May paragraphs 39 to 42 of the judgment delivered by the Court of Justice of the European Union in Case C-98/14 be interpreted as meaning that the fact that domestic legislation increases five-fold the fixed-rate tax on gaming, without providing for any transitional arrangements, while at the same time introducing a proportional tax on gaming, constitutes a restriction on the freedom to provide services under Article 56 TFEU?

May the terms ‘impede’ or ‘render less attractive’ which are used in the judgment in Case C-98/14 be interpreted — having regard to and in application of Additional Protocol No 1 to the European Convention on Human Rights (ECHR) and Article 17 of the Charter of Fundamental Rights of the European Union — as meaning that an unjustified and unreasonable increase in the tax on gaming in a Member State deprives the organisers of games of chance in amusement arcades of their profits in a disproportionate and discriminatory fashion which distorts competition in favour of casinos and infringes the aforementioned Additional Protocol to the ECHR and Article 17 of the Charter of Fundamental Rights of the European Union?

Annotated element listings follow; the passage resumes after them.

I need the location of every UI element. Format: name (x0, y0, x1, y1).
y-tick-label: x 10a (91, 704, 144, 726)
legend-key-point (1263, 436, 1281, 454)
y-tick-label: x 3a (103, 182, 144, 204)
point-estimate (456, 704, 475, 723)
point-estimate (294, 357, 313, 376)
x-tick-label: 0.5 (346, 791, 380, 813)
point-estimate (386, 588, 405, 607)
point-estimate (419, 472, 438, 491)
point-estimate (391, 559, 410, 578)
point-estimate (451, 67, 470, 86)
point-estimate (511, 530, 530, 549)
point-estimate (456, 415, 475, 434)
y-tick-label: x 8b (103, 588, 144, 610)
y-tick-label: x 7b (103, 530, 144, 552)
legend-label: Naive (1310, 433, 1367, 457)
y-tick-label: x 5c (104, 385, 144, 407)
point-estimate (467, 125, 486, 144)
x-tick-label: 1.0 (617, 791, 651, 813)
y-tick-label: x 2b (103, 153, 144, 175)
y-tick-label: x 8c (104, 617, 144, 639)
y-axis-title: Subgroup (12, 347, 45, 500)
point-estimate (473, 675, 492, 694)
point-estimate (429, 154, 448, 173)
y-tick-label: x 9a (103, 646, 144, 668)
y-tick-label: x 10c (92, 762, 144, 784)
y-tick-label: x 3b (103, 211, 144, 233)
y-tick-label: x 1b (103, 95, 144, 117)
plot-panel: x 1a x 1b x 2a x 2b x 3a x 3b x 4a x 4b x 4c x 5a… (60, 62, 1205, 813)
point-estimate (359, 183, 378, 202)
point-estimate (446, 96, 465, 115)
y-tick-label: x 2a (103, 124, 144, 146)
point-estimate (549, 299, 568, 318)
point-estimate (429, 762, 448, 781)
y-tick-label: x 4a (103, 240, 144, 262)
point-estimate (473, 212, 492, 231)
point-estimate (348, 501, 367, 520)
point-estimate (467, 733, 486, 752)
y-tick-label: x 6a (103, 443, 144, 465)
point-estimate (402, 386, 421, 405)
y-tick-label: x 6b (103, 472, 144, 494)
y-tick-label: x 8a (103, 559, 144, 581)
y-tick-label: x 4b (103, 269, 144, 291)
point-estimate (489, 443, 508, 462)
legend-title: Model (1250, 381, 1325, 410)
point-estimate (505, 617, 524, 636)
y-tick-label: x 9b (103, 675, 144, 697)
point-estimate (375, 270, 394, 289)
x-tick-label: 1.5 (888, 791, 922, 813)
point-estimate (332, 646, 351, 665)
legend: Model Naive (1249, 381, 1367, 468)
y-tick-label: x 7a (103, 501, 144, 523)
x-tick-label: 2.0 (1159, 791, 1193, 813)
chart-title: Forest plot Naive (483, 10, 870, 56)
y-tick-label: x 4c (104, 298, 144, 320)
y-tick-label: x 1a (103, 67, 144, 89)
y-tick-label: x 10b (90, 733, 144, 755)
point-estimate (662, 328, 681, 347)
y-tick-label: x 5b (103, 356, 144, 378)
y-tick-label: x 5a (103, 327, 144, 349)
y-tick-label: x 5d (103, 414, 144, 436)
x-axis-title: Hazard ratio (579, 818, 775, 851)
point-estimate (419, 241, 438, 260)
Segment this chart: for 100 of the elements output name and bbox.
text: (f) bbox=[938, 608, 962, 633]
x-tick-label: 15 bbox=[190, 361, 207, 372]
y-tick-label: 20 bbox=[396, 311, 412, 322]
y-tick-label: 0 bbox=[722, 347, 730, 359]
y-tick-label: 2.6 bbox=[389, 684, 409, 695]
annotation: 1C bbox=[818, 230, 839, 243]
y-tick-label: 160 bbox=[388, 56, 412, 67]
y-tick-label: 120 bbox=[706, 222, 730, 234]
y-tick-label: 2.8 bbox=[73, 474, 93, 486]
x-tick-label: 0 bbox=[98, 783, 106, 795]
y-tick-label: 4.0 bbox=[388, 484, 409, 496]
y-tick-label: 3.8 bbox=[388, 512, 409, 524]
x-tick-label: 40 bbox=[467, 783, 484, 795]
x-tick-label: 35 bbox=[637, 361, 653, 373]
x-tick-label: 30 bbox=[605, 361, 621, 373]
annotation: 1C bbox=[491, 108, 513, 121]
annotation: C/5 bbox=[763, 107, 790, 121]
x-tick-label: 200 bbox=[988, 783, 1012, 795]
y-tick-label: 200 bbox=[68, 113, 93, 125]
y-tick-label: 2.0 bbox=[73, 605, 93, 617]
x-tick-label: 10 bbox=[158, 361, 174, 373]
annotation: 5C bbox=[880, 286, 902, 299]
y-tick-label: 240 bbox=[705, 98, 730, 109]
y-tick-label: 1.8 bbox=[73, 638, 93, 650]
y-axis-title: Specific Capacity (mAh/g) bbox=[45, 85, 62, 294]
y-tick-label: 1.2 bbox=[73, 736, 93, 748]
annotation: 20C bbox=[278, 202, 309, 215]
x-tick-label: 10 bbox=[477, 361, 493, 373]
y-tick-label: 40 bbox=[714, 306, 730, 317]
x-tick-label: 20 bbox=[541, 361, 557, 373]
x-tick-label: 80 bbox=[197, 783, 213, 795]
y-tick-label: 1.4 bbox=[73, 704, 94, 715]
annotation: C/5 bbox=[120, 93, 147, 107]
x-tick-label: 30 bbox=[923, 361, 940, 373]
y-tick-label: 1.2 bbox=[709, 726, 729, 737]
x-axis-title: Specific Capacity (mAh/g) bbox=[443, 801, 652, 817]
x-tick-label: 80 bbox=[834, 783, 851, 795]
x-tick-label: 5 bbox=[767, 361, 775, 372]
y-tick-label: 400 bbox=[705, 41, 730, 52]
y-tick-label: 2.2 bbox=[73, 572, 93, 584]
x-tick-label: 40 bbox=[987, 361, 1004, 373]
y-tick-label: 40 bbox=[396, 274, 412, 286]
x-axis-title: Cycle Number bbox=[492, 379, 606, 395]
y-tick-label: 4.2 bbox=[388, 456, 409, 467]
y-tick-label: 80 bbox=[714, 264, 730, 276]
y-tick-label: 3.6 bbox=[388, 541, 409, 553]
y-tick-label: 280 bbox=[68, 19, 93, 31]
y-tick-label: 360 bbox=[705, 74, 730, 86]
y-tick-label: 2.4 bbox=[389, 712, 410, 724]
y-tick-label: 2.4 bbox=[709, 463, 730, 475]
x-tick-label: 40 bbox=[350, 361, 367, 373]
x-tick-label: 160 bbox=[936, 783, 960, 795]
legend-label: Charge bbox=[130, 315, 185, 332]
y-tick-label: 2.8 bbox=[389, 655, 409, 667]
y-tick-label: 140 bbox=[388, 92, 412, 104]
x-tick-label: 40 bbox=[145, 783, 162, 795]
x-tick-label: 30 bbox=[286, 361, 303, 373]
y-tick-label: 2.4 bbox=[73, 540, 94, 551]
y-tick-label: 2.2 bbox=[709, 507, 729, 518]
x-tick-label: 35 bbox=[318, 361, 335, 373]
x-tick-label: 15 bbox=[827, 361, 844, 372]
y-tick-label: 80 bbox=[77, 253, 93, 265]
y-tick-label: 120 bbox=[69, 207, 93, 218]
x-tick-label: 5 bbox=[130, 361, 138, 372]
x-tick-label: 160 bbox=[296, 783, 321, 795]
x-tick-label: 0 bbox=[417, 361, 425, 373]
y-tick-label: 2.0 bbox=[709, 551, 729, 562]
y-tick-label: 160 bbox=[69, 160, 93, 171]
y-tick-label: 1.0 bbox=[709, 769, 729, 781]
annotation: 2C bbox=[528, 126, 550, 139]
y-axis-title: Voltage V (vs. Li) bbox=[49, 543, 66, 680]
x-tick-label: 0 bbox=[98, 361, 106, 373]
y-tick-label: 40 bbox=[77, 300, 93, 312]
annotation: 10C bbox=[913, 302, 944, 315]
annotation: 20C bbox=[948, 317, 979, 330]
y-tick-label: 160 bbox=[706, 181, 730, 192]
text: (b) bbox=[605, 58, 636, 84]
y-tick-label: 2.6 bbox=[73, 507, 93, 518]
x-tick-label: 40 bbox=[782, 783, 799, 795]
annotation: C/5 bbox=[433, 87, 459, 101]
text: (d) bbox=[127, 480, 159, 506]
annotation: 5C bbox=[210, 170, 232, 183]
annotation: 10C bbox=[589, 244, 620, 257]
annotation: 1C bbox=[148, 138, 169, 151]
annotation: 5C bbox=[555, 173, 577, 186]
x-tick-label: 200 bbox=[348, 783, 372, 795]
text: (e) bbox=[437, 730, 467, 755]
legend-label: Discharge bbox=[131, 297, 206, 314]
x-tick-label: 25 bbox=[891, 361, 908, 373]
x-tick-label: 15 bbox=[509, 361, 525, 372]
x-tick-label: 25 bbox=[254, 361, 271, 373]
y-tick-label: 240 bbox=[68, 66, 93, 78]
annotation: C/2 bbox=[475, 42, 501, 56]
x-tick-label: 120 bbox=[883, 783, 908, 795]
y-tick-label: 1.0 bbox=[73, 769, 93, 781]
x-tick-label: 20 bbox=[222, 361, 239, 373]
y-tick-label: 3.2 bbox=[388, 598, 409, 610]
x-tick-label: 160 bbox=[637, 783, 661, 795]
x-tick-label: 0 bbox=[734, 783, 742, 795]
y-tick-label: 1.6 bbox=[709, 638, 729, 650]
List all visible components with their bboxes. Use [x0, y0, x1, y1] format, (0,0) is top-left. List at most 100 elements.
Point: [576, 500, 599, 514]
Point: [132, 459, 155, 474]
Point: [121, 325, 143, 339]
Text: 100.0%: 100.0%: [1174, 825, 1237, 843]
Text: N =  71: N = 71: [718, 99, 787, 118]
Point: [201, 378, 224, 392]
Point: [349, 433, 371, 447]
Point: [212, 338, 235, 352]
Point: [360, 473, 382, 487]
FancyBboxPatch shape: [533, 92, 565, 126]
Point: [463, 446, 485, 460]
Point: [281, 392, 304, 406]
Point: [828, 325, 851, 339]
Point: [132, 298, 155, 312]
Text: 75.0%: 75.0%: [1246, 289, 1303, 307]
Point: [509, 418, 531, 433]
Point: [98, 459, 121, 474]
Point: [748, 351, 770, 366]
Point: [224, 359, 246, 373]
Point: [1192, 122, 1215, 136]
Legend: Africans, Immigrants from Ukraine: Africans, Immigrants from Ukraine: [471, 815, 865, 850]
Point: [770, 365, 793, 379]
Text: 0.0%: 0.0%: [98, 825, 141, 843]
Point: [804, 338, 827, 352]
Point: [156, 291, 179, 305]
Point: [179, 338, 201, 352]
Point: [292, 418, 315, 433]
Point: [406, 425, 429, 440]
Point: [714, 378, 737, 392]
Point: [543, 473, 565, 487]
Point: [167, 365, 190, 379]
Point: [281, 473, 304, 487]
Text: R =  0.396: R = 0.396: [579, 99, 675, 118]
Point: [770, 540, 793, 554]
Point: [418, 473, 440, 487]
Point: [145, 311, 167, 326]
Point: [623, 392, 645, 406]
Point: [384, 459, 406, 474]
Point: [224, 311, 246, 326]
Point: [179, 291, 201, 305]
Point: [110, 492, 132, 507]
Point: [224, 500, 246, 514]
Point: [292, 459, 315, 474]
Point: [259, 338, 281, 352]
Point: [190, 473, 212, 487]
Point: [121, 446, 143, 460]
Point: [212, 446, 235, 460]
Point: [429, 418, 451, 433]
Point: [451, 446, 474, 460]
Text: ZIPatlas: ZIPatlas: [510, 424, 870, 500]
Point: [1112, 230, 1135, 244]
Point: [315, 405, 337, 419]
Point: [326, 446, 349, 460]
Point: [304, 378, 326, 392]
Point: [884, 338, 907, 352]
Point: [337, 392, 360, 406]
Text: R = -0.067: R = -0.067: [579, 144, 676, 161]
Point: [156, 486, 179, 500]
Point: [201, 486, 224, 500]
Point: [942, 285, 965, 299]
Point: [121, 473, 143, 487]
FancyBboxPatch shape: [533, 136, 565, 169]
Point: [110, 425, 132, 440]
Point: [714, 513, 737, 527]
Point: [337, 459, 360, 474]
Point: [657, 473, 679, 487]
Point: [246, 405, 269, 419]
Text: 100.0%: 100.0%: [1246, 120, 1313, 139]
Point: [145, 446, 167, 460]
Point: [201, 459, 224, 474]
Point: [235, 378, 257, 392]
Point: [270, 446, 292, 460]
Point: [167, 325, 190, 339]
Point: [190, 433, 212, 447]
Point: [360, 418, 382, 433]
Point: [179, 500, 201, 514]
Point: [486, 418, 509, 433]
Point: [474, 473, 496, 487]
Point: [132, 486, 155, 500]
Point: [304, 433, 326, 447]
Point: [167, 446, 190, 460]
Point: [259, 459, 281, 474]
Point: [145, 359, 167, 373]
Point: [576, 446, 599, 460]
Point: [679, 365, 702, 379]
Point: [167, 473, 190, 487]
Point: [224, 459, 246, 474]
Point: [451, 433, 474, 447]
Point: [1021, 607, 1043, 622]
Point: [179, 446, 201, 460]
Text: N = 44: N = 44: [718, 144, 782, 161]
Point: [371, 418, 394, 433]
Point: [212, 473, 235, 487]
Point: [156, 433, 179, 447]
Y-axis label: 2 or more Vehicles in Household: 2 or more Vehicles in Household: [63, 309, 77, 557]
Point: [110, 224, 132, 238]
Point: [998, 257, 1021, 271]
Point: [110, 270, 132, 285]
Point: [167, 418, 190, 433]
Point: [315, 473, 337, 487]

May the content of the judgment delivered in Case C-98/14 be interpreted as meaning that the fact that the operation of gaming machines ceases to be profitable and may be carried on only at a loss as a result of an unjustified and unreasonable increase in the tax on gaming warrants the assessment that that increase has the effect of ‘impeding’ that activity or ‘rendering it less attractive’?

In the context of the implementation in the Member State of the judgment delivered in Case C-98/14, may the freedom to provide services be interpreted as meaning that amusement arcades and casinos operated in a Member State must, in principle, be assumed to entail an EU cross-border component consisting in the fact that EU citizens from other Member States may also make use of the gaming opportunities in question?